XooCode(){

City

City is a direct AdministrativeArea subtype for incorporated cities and towns. It has no unique properties, but a strong City node with geo, containedInPlace, and sameAs anchors every LocalBusiness, JobPosting, and Event inside that jurisdiction to a single canonical entity.

The practical win is entity resolution: when Google's knowledge graph sees a consistent @id-linked City node across your business listings, location pages, and job postings, it collapses them onto the same place entity. That is the difference between a scattered set of local pages and a coherent "Dunmore, PA" knowledge panel.

Full example of schema.org/City json-ld markup

The markup is verified as valid with Rich Results Test from Google.

Highlight legend:Required by GoogleRecommendedOptional
schema.org/City
<script type="application/ld+json">
{
  "@context": "https://schema.org",
  "@type": "City",
  "@id": "https://xoocode.com/reference/city/dunmore-pa",
  "name": "Dunmore",
  "geo": { "@type": "GeoCoordinates", "latitude": 41.4231, "longitude": -75.6327 },
  "containedInPlace": {
    "@type": "State",
    "@id": "https://xoocode.com/reference/state/US-PA",
    "name": "Pennsylvania",
    "identifier": "US-PA"
  },
  "sameAs": [
    "https://en.wikipedia.org/wiki/Dunmore,_Pennsylvania",
    "https://www.wikidata.org/wiki/Q616985"
  ]
}
</script>

When to use a City node

  • On a city landing page ("Things to do in Dunmore").
  • Inside jobLocation.address.addressLocality, paired with the text city name.
  • As a containedInPlace anchor on TouristAttraction, Park, or LocalBusiness entities that sit inside the city.

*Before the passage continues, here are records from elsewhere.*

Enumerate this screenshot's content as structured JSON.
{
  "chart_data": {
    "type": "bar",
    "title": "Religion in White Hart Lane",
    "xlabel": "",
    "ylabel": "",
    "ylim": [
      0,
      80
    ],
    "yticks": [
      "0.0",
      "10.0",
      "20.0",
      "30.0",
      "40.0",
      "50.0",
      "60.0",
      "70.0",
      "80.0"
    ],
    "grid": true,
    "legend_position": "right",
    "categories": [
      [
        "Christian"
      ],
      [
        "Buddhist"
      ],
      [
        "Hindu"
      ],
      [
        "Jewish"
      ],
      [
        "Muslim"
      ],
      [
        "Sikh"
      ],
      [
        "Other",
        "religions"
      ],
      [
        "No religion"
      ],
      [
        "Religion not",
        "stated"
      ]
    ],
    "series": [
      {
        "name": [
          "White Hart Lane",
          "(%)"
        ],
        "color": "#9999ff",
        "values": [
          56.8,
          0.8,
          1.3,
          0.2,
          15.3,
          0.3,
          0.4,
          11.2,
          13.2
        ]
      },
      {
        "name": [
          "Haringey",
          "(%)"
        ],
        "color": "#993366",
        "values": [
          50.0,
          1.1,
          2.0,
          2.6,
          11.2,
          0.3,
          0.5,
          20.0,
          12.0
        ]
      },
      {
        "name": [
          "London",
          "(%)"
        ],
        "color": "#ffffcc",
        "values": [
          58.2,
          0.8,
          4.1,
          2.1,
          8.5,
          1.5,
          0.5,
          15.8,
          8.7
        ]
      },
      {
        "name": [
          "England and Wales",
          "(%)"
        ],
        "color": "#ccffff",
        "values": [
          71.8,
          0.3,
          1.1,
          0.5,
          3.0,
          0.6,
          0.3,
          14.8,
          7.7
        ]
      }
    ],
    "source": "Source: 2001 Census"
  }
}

For plain addresses, the single text value "addressLocality": "Dunmore" is still the right call. A full City node is for when the city is the subject.

Minimal valid version

The smallest markup that still produces a valid City entity. Use it as the floor. Reach for the advanced example above when you want search engines and AI agents to understand more about your content.

schema.org/City (minimal)
<script type="application/ld+json">
{
  "@context": "https://schema.org",
  "@type": "City",
  "name": "Dunmore",
  "containedInPlace": { "@type": "State", "name": "Pennsylvania" }
}
</script>

Google rich results this unlocks

Markup matching this example makes your page eligible for the following Google Search rich results. The primary target drives the required / recommended property classification in the advanced code block above.

  • No dedicated rich result (knowledge-graph entity resolution)
    Google docs

Common City mistakes

Mistakes that pass validation but silently fail to earn rich results or mislead consumers walking the graph. Avoid these and your markup will be ahead of most sites in the wild.

  1. 01

    Multiple competing @id values for the same city

    Wrong
    Different pages reference Dunmore via different @id values
    Right
    One canonical @id for the City, referenced from every local entity

    Inconsistent @id values prevent Google from collapsing your local pages onto one place entity. Pick one and stick to it.

  2. 02

    City for an unincorporated neighbourhood

    Wrong
    City on a neighbourhood, suburb, or census-designated place
    Right
    Use AdministrativeArea (or Neighborhood-style naming) for sub-city divisions

    City is about incorporated municipalities; going more granular confuses the jurisdictional signal.

Also mentioned in 16 other examples

City also appears in AdministrativeArea, Airport, CityHall, Courthouse, EmergencyService, FireStation, GovernmentOrganization, GovernmentService, and 8 more. See the full City schema page for every reference.

About the example data

Dunmore, Pennsylvania as a City node with geo coordinates and a Wikipedia sameAs, used to anchor every Xoo Code LocalBusiness and event.